Comme vous l'avez demandé, nous serons très attentifs à la formation des prix, notamment dans la grande distribution, grâce à l'Observatoire des prix et des marges mis en place par ma collègue Christine Lagarde. Ce dernier fera connaître les résultats de ses travaux sur les fruits et légumes le 8 octobre prochain. S'il devait apparaître que des marges trop importantes ont été pratiquées dans ce secteur, Mme Lagarde et moi-même en tirerions toutes les conséquences.

M. Paul Raoult. Lesquelles ?

M. Robert Hue. Vous créerez un autre observatoire ?

M. Bruno Le Maire, ministre. Quant aux réponses de fond à apporter à l'agriculture française, elles seront l'objet de la future loi de modernisation de l'agriculture et de la pêche, dont j'ai lancé les travaux préparatoires il y a quelques jours. Je vous invite à participer le plus activement possible à son élaboration.

Ce texte doit nous permettre de redonner un nouvel élan à l'agriculture française, en répondant à quelques questions structurelles.

La première de ces questions porte sur l'alimentation. Vous l'avez dit vous-même, monsieur Guillaume, la production agricole française a pour finalité l'alimentation de tous nos concitoyens. La politique agricole commune devrait, elle aussi, avoir pour objectif de nourrir correctement les 500 millions de citoyens européens. J'ai d'ailleurs proposé de rebaptiser la PAC « politique agricole et alimentaire européenne ».

Une deuxième question a trait à la compétitivité de certaines filières. Vous avez évoqué celle des fruits et légumes : il nous faut répondre à la question du coût du travail saisonnier dans ce secteur, qui est de 12 euros de l'heure dans notre pays, contre 6 euros en Allemagne, 7 euros en Espagne et 8 euros en Italie. Nous ne pouvons pas continuer à produire des fruits et légumes dans ces conditions. (Marques d'approbation sur les travées de l'UMP.)

La troisième question essentielle porte sur la stabilisation du revenu des agriculteurs français, qui ne peuvent plus continuer à vivre avec des variations de revenu de l'ordre de 20 % à 30 % chaque année. Je propose donc la mise en place de systèmes assurantiels destinés à leur permettre de faire face aux aléas économiques, de plus en plus importants, qu'ils ont à subir.

Enfin, la dernière question structurelle que je vous propose d'examiner ensemble est relative à la perte de foncier agricole. Tous les dix ans, la France, première nation agricole d'Europe, perd l'équivalent d'un département en surface agricole utile. Ce n'est pas acceptable ! Il nous faut prendre les mesures nécessaires pour remédier à cette situation.

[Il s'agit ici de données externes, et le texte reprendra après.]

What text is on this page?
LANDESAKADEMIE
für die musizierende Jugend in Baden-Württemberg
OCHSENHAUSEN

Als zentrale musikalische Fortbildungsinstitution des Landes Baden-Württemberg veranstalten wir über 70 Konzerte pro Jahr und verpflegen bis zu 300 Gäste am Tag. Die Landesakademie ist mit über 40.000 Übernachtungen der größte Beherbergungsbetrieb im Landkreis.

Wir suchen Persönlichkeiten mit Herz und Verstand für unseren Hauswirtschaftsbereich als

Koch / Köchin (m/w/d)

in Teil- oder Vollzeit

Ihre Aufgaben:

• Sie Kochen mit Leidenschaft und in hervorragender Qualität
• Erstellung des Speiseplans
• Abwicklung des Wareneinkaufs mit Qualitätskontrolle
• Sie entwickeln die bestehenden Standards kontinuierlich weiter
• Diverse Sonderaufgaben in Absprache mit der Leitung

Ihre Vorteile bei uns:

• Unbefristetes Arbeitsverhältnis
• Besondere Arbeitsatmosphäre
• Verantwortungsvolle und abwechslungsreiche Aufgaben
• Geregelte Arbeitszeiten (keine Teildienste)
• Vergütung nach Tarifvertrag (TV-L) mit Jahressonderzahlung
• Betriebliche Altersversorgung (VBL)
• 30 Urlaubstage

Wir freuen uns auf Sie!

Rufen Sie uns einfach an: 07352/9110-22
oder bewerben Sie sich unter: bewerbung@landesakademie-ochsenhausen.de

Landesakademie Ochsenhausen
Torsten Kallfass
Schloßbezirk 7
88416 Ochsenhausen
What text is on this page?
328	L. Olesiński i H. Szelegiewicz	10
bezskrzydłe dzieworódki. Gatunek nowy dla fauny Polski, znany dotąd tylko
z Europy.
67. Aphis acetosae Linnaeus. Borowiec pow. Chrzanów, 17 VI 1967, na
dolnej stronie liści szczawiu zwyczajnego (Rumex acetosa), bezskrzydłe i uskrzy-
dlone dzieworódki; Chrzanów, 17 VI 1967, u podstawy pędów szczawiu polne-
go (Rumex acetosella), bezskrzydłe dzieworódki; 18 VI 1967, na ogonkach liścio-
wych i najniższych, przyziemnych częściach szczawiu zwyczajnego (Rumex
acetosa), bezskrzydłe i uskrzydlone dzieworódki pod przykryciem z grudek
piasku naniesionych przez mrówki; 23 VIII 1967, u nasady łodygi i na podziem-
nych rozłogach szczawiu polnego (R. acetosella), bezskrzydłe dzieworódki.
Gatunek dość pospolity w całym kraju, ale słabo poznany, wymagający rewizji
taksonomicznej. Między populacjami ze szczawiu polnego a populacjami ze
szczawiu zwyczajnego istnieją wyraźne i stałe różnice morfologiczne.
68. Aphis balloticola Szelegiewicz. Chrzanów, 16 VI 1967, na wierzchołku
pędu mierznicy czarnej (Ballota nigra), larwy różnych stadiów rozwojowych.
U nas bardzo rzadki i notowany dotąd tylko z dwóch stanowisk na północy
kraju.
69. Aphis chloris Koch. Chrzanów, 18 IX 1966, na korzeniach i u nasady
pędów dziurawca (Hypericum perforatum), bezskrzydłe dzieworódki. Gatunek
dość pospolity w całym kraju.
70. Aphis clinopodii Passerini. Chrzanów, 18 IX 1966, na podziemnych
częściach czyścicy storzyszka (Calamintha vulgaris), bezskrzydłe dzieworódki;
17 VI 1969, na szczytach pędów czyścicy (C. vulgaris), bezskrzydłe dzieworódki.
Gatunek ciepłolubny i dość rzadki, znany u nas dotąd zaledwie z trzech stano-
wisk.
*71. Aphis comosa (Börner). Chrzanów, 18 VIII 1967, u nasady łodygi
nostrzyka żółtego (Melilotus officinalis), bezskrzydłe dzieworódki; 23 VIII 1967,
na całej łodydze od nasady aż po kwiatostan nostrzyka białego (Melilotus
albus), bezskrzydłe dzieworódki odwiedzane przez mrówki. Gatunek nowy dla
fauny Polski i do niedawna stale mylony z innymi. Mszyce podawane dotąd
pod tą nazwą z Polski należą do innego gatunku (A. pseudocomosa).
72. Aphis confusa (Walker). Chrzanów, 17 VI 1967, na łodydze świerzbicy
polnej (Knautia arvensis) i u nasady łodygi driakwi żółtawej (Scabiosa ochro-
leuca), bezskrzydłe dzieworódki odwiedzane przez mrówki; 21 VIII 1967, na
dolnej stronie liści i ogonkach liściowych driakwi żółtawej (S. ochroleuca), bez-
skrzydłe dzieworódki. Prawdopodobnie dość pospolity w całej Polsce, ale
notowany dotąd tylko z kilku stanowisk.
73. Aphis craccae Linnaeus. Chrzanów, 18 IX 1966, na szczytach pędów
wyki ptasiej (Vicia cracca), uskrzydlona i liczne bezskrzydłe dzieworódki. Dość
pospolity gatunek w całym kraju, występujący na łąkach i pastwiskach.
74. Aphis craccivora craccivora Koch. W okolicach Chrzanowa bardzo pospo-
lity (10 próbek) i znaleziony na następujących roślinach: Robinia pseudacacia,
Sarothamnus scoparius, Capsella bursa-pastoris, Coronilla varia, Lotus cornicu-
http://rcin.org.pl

Mesdames, messieurs les sénateurs, je vous invite tous à participer activement à l'élaboration de la loi de modernisation de l'agriculture et de la pêche voulue par le Premier ministre et le Président de la République ! (Applaudissements sur les travées de l'UMP et de l'Union centriste, ainsi que sur certaines travées du RDSE.)